However, as long as policy and regulatory uncertainties force investors to be short-sighted, natural gas-fired generation may be the default low-risk option, it notes.

“A heavy investment cycle in power generation is looming in most IEA countries and governments need to play an assertive role in reducing uncertainty and making sure appropriate investment takes place,” adds Mandil. Considerable investments during the next decade will undoubtedly see climate change and security of supply as key policy priorities.

“A window of opportunity now exists to push for a cleaner and more efficient generation portfolio that will have significant impact on the energy sector and the environment for the next 40 to 50 years,” he explains. However, the many uncertainties now inherent in the power sector create risks for investors and such risks may lead to under-investment: “too little, too late, in the wrong location and with the wrong technology.”
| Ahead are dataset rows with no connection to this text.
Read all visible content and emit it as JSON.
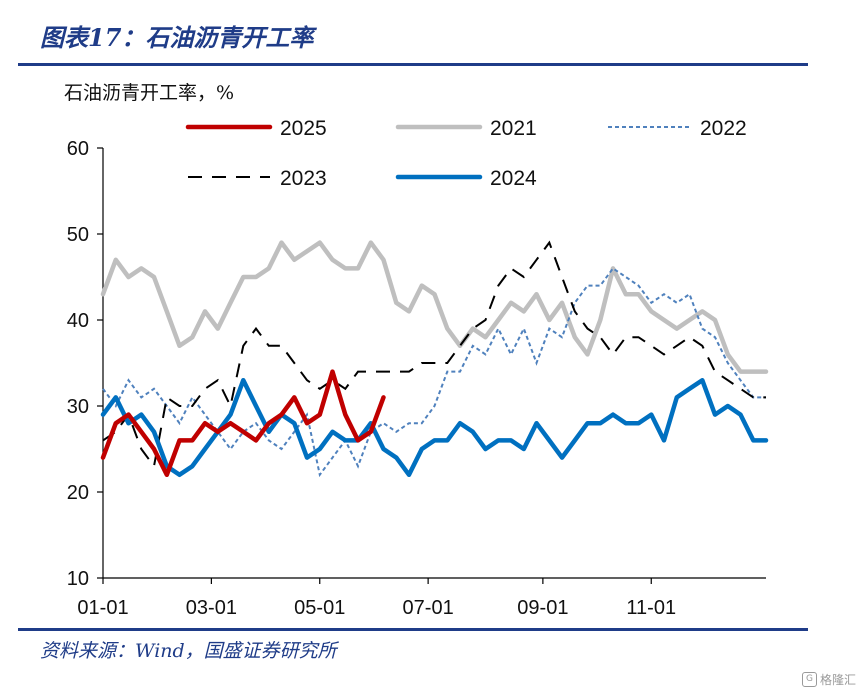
{
  "header": {
    "title": "图表17：石油沥青开工率",
    "unit_label": "石油沥青开工率，%"
  },
  "footer": {
    "source": "资料来源：Wind，国盛证券研究所",
    "watermark_badge": "G",
    "watermark_text": "格隆汇"
  },
  "colors": {
    "brand_blue": "#1f3c88",
    "s2025": "#c00000",
    "s2021": "#bfbfbf",
    "s2022": "#4f81bd",
    "s2023": "#000000",
    "s2024": "#0070c0"
  },
  "chart_data": {
    "type": "line",
    "title": "石油沥青开工率",
    "ylabel": "石油沥青开工率，%",
    "xlabel": "",
    "ylim": [
      10,
      60
    ],
    "yticks": [
      "10",
      "20",
      "30",
      "40",
      "50",
      "60"
    ],
    "xticks": [
      "01-01",
      "03-01",
      "05-01",
      "07-01",
      "09-01",
      "11-01"
    ],
    "x_week_range": [
      1,
      53
    ],
    "xtick_weeks": [
      1,
      9.5,
      18,
      26.5,
      35.5,
      44
    ],
    "grid": false,
    "legend_position": "top",
    "series": [
      {
        "name": "2025",
        "style": "solid-thick",
        "color": "#c00000",
        "x": [
          1,
          2,
          3,
          4,
          5,
          6,
          7,
          8,
          9,
          10,
          11,
          12,
          13,
          14,
          15,
          16,
          17,
          18,
          19,
          20,
          21,
          22,
          23
        ],
        "values": [
          24,
          28,
          29,
          27,
          25,
          22,
          26,
          26,
          28,
          27,
          28,
          27,
          26,
          28,
          29,
          31,
          28,
          29,
          34,
          29,
          26,
          27,
          31
        ]
      },
      {
        "name": "2021",
        "style": "solid-thick",
        "color": "#bfbfbf",
        "x": [
          1,
          2,
          3,
          4,
          5,
          6,
          7,
          8,
          9,
          10,
          11,
          12,
          13,
          14,
          15,
          16,
          17,
          18,
          19,
          20,
          21,
          22,
          23,
          24,
          25,
          26,
          27,
          28,
          29,
          30,
          31,
          32,
          33,
          34,
          35,
          36,
          37,
          38,
          39,
          40,
          41,
          42,
          43,
          44,
          45,
          46,
          47,
          48,
          49,
          50,
          51,
          52,
          53
        ],
        "values": [
          43,
          47,
          45,
          46,
          45,
          41,
          37,
          38,
          41,
          39,
          42,
          45,
          45,
          46,
          49,
          47,
          48,
          49,
          47,
          46,
          46,
          49,
          47,
          42,
          41,
          44,
          43,
          39,
          37,
          39,
          38,
          40,
          42,
          41,
          43,
          40,
          42,
          38,
          36,
          40,
          46,
          43,
          43,
          41,
          40,
          39,
          40,
          41,
          40,
          36,
          34,
          34,
          34
        ]
      },
      {
        "name": "2022",
        "style": "dotted",
        "color": "#4f81bd",
        "x": [
          1,
          2,
          3,
          4,
          5,
          6,
          7,
          8,
          9,
          10,
          11,
          12,
          13,
          14,
          15,
          16,
          17,
          18,
          19,
          20,
          21,
          22,
          23,
          24,
          25,
          26,
          27,
          28,
          29,
          30,
          31,
          32,
          33,
          34,
          35,
          36,
          37,
          38,
          39,
          40,
          41,
          42,
          43,
          44,
          45,
          46,
          47,
          48,
          49,
          50,
          51,
          52,
          53
        ],
        "values": [
          32,
          30,
          33,
          31,
          32,
          30,
          28,
          31,
          29,
          27,
          25,
          27,
          28,
          26,
          25,
          27,
          29,
          22,
          24,
          26,
          23,
          27,
          28,
          27,
          28,
          28,
          30,
          34,
          34,
          37,
          36,
          39,
          36,
          39,
          35,
          39,
          38,
          42,
          44,
          44,
          46,
          45,
          44,
          42,
          43,
          42,
          43,
          39,
          38,
          35,
          33,
          31,
          31
        ]
      },
      {
        "name": "2023",
        "style": "dashed",
        "color": "#000000",
        "x": [
          1,
          2,
          3,
          4,
          5,
          6,
          7,
          8,
          9,
          10,
          11,
          12,
          13,
          14,
          15,
          16,
          17,
          18,
          19,
          20,
          21,
          22,
          23,
          24,
          25,
          26,
          27,
          28,
          29,
          30,
          31,
          32,
          33,
          34,
          35,
          36,
          37,
          38,
          39,
          40,
          41,
          42,
          43,
          44,
          45,
          46,
          47,
          48,
          49,
          50,
          51,
          52,
          53
        ],
        "values": [
          26,
          27,
          29,
          25,
          23,
          31,
          30,
          30,
          32,
          33,
          30,
          37,
          39,
          37,
          37,
          35,
          33,
          32,
          33,
          32,
          34,
          34,
          34,
          34,
          34,
          35,
          35,
          35,
          37,
          39,
          40,
          44,
          46,
          45,
          47,
          49,
          45,
          41,
          39,
          38,
          36,
          38,
          38,
          37,
          36,
          37,
          38,
          37,
          34,
          33,
          32,
          31,
          31
        ]
      },
      {
        "name": "2024",
        "style": "solid-thick",
        "color": "#0070c0",
        "x": [
          1,
          2,
          3,
          4,
          5,
          6,
          7,
          8,
          9,
          10,
          11,
          12,
          13,
          14,
          15,
          16,
          17,
          18,
          19,
          20,
          21,
          22,
          23,
          24,
          25,
          26,
          27,
          28,
          29,
          30,
          31,
          32,
          33,
          34,
          35,
          36,
          37,
          38,
          39,
          40,
          41,
          42,
          43,
          44,
          45,
          46,
          47,
          48,
          49,
          50,
          51,
          52,
          53
        ],
        "values": [
          29,
          31,
          28,
          29,
          27,
          23,
          22,
          23,
          25,
          27,
          29,
          33,
          30,
          27,
          29,
          28,
          24,
          25,
          27,
          26,
          26,
          28,
          25,
          24,
          22,
          25,
          26,
          26,
          28,
          27,
          25,
          26,
          26,
          25,
          28,
          26,
          24,
          26,
          28,
          28,
          29,
          28,
          28,
          29,
          26,
          31,
          32,
          33,
          29,
          30,
          29,
          26,
          26
        ]
      }
    ]
  }
}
Some of the most serious direct risks in the current investment climate result from government policy, but uncertainty about government support for specific generation technologies also creates considerable risks. No market signals or policy-driven incentives will have any effect if investors are not given permission to build new power infrastructure and delays associated with regulatory approval of new power plants “frustrate markets, increase costs of projects and may undermine security of supply,” especially for new nuclear reactors and new transport infrastructure which require several years to go through the regulatory process.

Governments are not necessarily best equipped to manage risks by picking preferred technologies and generation portfolios, and some renewables and nuclear “need government backing that reflects the added benefits for the environment and from reduced import dependence,” the report notes. “Competition is a strong and necessary instrument in creating an efficient investment climate, provided that a clear and stable policy framework effectively reflects environmental costs.”

The latest IEA World Energy Outlook projects that installed capacity in OECD countries will need to increase by 466 GW by 2015, 20% of existing capacity. Most IEA countries have policy objectives to curtail electricity demand through increased energy efficiency which often is the most economical way to address climate change and energy security. If currently planned policies on efficiency are implemented successfully, installed capacity is projected to increase by only 15% by 2015 but uncertainty about the effectiveness of energy efficiency measures is a risk for today’s investors.

“On a smaller capacity scale but with most noticeable growth, wind power capacity has become increasingly mainstream in several countries, often backed by government subsidies such as feed-in tariffs,” it explains. “IEA countries generally give subsidies to specific renewable technologies; wind power is the most prominent recipient of such support. Some countries already have considerable shares of wind power, and total installed capacity is increasing rapidly.”

“On-shore wind power in favourable locations is moving into the ranks of more conventional technologies, and putting a price on CO2 may soon make specific additional subsidies unnecessary,” it adds. “The strong development of wind power capacity now raises important concerns regarding its integration into electricity systems” and back-up resources must be available to ensure dispatchability. “This has implications for the real-time operation and balancing of the electricity system, as well as for the total costs and the long-term development of the generation portfolio and the transmission system.”

Onshore wind will cost US$900 per kW of investment by 2015, the report notes, compared with $650 for combined cycle gas turbine, but lower than the $1,400 for pulverized coal and $2,500 for each kW of nuclear capacity. Construction of a windfarm will take 18 months, with nuclear longest at 60 months, although wind has a capacity factor of 28% compared to 85% for its competitors. Annual O&M costs will be $20 per kW, compared with $25 for CCGT, $50 for coal and $65 for nuclear.